Director Martin Campbell proud of his second James Bond film
Filming the gambling scenes in the latest Bond instalment, Casino Royale, was a "nightmare", Kiwi director Martin Campbell said - reports NZ Herald
The British-based director, who attended the film's Newmarket premiere with his family on Thursday night, said continuity was almost impossible in scenes with hundreds of chips on the table.
"Every time we called 'cut' we had to go back to square one. We had 50 decks of cards, all pre-set so, when you dealt, the right hands would come up. All the chips had to be in perfect position around the actors. But there were three major sections and I had to shoot them slightly differently each time so it was difficult."
Critics are already hailing the film - and its star, Daniel Craig - as the best in the franchise since the days of Sean Connery, despite reservations that Craig's hair colour and rough demeanour made him unsuitable. Herald entertainment editor Russell Baillie has given the film four stars.
Campbell said he did his best to ignore any "nasty" publicity during filming. "Everyone is a little possessive of Bond, and I suppose Daniel wasn't right to a lot of these people.
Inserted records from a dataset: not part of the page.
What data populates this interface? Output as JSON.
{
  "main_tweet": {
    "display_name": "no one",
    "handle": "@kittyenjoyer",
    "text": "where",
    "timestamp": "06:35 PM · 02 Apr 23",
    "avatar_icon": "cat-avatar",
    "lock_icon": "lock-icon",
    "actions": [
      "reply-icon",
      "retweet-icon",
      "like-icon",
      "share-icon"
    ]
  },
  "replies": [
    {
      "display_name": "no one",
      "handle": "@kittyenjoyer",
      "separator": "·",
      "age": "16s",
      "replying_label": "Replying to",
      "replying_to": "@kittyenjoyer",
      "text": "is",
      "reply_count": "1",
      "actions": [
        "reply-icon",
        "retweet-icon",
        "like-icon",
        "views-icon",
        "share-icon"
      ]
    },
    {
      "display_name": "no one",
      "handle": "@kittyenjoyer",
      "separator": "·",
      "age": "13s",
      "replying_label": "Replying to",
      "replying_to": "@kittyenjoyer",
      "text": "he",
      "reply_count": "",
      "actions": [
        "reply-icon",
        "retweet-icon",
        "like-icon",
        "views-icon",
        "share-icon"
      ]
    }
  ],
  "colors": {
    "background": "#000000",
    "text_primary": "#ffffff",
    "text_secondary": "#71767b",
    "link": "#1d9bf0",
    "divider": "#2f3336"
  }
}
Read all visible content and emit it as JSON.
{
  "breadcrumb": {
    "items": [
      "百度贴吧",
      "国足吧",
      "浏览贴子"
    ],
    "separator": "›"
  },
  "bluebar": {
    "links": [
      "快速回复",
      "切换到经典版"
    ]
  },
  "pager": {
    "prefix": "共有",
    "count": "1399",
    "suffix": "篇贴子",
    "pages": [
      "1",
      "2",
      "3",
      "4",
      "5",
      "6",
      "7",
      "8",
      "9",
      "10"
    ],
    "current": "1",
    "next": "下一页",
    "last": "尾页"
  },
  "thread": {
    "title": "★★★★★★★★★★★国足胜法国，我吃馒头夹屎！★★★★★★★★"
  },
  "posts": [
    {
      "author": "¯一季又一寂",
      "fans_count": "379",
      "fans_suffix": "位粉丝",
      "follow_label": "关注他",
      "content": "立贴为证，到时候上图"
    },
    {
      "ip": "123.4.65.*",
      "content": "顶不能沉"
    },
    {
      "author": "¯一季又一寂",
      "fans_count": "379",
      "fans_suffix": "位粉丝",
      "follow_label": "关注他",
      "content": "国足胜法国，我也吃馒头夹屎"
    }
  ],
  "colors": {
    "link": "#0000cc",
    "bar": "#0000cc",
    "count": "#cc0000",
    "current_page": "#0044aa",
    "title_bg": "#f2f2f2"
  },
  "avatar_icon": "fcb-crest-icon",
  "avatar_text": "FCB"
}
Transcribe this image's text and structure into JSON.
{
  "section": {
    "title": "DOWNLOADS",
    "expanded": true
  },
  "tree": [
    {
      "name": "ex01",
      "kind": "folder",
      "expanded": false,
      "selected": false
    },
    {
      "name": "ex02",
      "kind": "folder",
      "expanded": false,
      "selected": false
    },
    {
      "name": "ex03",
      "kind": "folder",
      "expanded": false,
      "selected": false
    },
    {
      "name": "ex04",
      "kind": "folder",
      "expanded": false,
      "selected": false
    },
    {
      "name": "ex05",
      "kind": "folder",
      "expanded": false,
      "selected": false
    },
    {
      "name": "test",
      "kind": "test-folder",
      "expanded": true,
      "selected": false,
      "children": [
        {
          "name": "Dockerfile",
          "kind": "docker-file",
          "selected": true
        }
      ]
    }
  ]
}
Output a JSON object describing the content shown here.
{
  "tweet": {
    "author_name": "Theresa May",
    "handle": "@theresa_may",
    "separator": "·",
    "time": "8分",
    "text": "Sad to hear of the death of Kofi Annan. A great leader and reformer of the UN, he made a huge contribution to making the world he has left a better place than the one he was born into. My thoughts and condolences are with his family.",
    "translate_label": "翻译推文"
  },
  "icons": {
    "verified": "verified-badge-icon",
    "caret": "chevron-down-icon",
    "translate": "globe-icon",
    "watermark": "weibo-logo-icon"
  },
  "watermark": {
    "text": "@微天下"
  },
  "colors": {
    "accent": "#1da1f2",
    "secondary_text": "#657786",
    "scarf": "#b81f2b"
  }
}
Then you see it and you realise he's absolutely terrific."
Campbell had said he would never make another Bond film after directing GoldenEye in 1995, for fear of repeating himself. "There's only so many ways you can blow up a submarine." But he changed his mind when he heard this one would be based on Ian Fleming's gritty novel. "Everyone realised we had to go back to basics. We changed a few things - the villain becomes a banker for terrorism - and added a lot more action. But, essentially, it's the same story."
The short promotional visit is the first time Campbell has been back in nearly two years, when he worked with the Weta workshop on The Legend of Zorro (the sequel to The Mask of Zorro, starring Antonio Banderas and Catherine Zeta-Jones).
In 2000, he filmed the mountaineering drama Vertical Limit here and isn't ruling out making another film in the country. In the 1980s, Campbell was regarded as one of the top television directors for his work on series including The Professionals, Reilly: Ace of Spies and Edge of Darkness, for which he won six Baftas. He also has several Hollywood credits to his name.
But he has received little recognition in his home country. "I like the fact I slipped under the radar," he said. I just tried to get on with my career. Recognition is bullshit.
"It's the work that's important."
And although he has not lived in New Zealand for 40 years, Campbell says he recently lunched with Kiwi director Roger Donaldson (The World's Fastest Indian) and worked with several Kiwi crew members on Casino Royale.
"I didn't think about flying the flag until recently. Maybe it's the result of the world being in turmoil. This has become an oasis, a sort of haven."